Terapi süreci sıkıcı ve sadece acılı olmak zorunda değil der Antonino Ferro, terapinin keyifli ve neredeyse eğlenceli diyebileceğimiz bir yere dönüşmesinin mümkün olduğunu savunur.
Terapi oyun oynamak gibi olabilir mi?
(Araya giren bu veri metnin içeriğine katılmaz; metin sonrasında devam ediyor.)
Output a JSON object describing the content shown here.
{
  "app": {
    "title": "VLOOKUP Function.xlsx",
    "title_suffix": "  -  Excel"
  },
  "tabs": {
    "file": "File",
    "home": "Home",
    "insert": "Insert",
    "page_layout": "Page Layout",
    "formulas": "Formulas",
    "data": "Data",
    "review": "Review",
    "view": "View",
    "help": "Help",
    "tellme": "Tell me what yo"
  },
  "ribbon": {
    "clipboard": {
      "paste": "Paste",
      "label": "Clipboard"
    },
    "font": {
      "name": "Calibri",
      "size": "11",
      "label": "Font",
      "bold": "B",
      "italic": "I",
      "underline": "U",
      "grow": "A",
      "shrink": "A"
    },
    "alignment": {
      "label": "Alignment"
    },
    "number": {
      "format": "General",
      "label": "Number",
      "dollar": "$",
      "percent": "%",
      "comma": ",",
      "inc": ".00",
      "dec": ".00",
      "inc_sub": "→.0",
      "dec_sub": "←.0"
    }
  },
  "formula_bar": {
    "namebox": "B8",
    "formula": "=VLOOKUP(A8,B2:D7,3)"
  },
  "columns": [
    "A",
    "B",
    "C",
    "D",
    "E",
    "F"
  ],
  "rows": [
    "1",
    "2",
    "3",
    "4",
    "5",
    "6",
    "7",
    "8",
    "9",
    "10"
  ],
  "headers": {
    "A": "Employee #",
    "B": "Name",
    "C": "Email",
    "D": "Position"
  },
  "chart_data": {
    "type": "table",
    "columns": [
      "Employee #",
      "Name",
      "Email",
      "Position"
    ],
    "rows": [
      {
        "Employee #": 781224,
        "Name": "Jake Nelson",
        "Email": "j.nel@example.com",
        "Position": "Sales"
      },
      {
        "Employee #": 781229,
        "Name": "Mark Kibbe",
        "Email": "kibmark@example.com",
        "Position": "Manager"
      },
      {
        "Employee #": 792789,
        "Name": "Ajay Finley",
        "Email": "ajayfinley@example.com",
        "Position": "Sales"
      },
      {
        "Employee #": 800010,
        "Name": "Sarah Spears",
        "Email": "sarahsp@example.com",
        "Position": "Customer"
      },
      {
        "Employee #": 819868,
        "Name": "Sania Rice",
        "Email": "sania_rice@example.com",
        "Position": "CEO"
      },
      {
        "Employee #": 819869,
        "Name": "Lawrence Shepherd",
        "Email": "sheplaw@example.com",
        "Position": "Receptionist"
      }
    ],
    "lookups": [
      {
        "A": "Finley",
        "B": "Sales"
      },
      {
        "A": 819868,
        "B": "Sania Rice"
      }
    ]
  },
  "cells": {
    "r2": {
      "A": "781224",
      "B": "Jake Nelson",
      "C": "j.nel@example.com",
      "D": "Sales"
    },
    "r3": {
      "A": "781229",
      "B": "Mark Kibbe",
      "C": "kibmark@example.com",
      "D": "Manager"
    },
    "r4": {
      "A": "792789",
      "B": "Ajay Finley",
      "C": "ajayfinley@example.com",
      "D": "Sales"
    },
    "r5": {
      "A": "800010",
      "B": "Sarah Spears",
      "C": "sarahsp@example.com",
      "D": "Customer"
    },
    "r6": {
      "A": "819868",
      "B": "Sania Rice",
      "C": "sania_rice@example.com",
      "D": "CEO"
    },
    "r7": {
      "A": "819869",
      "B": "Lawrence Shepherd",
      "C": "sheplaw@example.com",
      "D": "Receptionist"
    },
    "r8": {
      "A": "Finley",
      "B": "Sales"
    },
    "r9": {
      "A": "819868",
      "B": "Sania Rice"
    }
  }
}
Belki kelimenin tam anlamıyla değil ama hayal edersek neden olmasın?
Bir çocuk için mesela, süpürge sadece bir süpürge değildir, üzerine bindiğinde uçabileceği bir sihirli uçan süpürge, mikrofon-muş gibi yapıp şarkı söyleyebildiği bir mikrofon, kılıç-mış gibi yapıp cesur bir savaşçıya dönüşebileceği bir kılıç ve onun için daha nice ihtimali temsil eden bir nesnedir artık süpürge.
Bir şey sadece kendisi değil temsil ettiği diğer her şeydir de.
Hepimizin zihninde her şey birçok farklı şeyi temsil eder. Yaşadığımız bir olay, peşinden gitmek istediğimiz bir hayal, sevdiğimiz insanlar belki tahammül edemediğimiz insanlar. Evet bu olaylar ve kişiler gerçek anlamda önemliler ama bir yandan da o süpürgenin sadece bir süpürge olmadığı gibi o kişi de sadece kendisi değil bizim için, belki aklımızın ucundan geçmeyecek başka birinin temsili de aynı zamanda, belki şu an yaşadığımız bir olay başka anıların bir hatırlatıcısı.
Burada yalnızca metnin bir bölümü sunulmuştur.